Cross-Library Connections
Wickman's Delegate and Elevate from The EOS Life governs the Phase 3 transition: the entrepreneur who masters two channels personally (Love It / Like It work) then delegates channel operation to Lead Getters (Don't Like It / Hate It work — because the repetitive execution becomes operational rather than strategic). The delegation IS the expansion mechanism.
Hormozi's Puddle-to-Ocean Scaling from the same book applies: dominate one channel (the puddle) before expanding to the next. Each dominated channel provides the revenue and operational knowledge that makes the next channel's addition cheaper and faster.
Dib's Technology Disruption Cycle from Lean Marketing affects expansion timing: new channels (like TikTok ads, AI-generated outreach) may be temporarily more effective than established channels because competition is lower.
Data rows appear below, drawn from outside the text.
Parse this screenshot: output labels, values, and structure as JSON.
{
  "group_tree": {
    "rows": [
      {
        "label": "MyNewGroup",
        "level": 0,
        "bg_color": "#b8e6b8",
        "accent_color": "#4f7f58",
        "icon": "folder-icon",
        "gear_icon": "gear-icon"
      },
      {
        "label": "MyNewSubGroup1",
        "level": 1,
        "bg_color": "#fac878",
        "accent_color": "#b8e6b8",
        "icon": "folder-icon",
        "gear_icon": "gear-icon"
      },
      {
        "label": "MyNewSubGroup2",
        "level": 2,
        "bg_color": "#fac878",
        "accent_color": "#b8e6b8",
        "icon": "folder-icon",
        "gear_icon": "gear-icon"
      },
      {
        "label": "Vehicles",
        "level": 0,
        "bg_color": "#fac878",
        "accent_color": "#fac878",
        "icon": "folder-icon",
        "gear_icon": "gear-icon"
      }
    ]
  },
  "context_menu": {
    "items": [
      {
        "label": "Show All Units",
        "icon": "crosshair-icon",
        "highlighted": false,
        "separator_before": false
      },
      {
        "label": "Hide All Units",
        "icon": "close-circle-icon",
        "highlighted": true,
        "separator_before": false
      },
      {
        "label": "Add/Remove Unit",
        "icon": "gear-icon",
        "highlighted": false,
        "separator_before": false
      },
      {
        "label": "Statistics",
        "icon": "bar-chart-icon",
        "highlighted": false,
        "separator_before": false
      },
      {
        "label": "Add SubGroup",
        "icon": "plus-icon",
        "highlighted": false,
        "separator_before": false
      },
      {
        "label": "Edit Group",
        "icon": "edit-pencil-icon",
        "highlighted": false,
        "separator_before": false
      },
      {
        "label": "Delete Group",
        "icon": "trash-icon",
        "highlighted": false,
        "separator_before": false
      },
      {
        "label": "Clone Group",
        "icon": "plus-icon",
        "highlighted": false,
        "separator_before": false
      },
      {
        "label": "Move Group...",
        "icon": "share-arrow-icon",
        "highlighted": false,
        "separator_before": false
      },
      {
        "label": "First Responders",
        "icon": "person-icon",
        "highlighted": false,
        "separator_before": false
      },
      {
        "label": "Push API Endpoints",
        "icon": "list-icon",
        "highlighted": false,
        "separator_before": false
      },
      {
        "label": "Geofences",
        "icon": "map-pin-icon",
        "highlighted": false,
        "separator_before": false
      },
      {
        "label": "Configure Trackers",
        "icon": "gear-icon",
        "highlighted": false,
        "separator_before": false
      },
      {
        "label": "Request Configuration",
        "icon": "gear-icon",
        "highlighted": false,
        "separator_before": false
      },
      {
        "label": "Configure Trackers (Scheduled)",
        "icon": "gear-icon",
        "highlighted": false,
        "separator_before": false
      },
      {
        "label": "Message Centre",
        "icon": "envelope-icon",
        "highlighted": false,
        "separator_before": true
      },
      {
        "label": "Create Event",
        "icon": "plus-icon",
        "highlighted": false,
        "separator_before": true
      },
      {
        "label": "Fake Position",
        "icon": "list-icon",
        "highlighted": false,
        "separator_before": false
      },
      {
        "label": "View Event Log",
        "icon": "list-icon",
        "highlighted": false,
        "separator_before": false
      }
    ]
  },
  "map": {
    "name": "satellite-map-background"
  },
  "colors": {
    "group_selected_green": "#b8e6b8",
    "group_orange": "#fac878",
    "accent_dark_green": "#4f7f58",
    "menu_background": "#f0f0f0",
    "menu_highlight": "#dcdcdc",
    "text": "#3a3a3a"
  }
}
The expansion order should account for channel maturity — early-stage channels offer efficiency arbitrage that mature channels don't.
Cialdini's commitment and consistency from Influence explains why channel discipline is hard: the entrepreneur's identity as an "innovative" person creates pressure to try new channels before mastering current ones. The New Expansion Order reframes discipline as strategic sophistication rather than conservatism.
Fisher's Three Stages of Negotiation from Getting to Yes (analysis, planning, discussion) parallels the expansion order: Channel 1 is the analysis stage (learning what works), Channel 2 is the planning stage (applying lessons to a new context), and Lead Getters are the discussion stage (leveraging what you've learned to engage others in the lead generation process). Each stage requires mastery of the previous one.
The expansion order also protects cash flow: each new channel requires testing budget before it produces reliably. A business running one profitable channel can fund the testing of Channel 2 from Channel 1's profits. A business that launches four channels simultaneously depletes cash across all four and may not have the runway to optimize any of them. Hormozi's Client Financed Acquisition principle from the same book provides the financial model: early customers fund the acquisition of later customers, which only works when at least one channel is already profitable.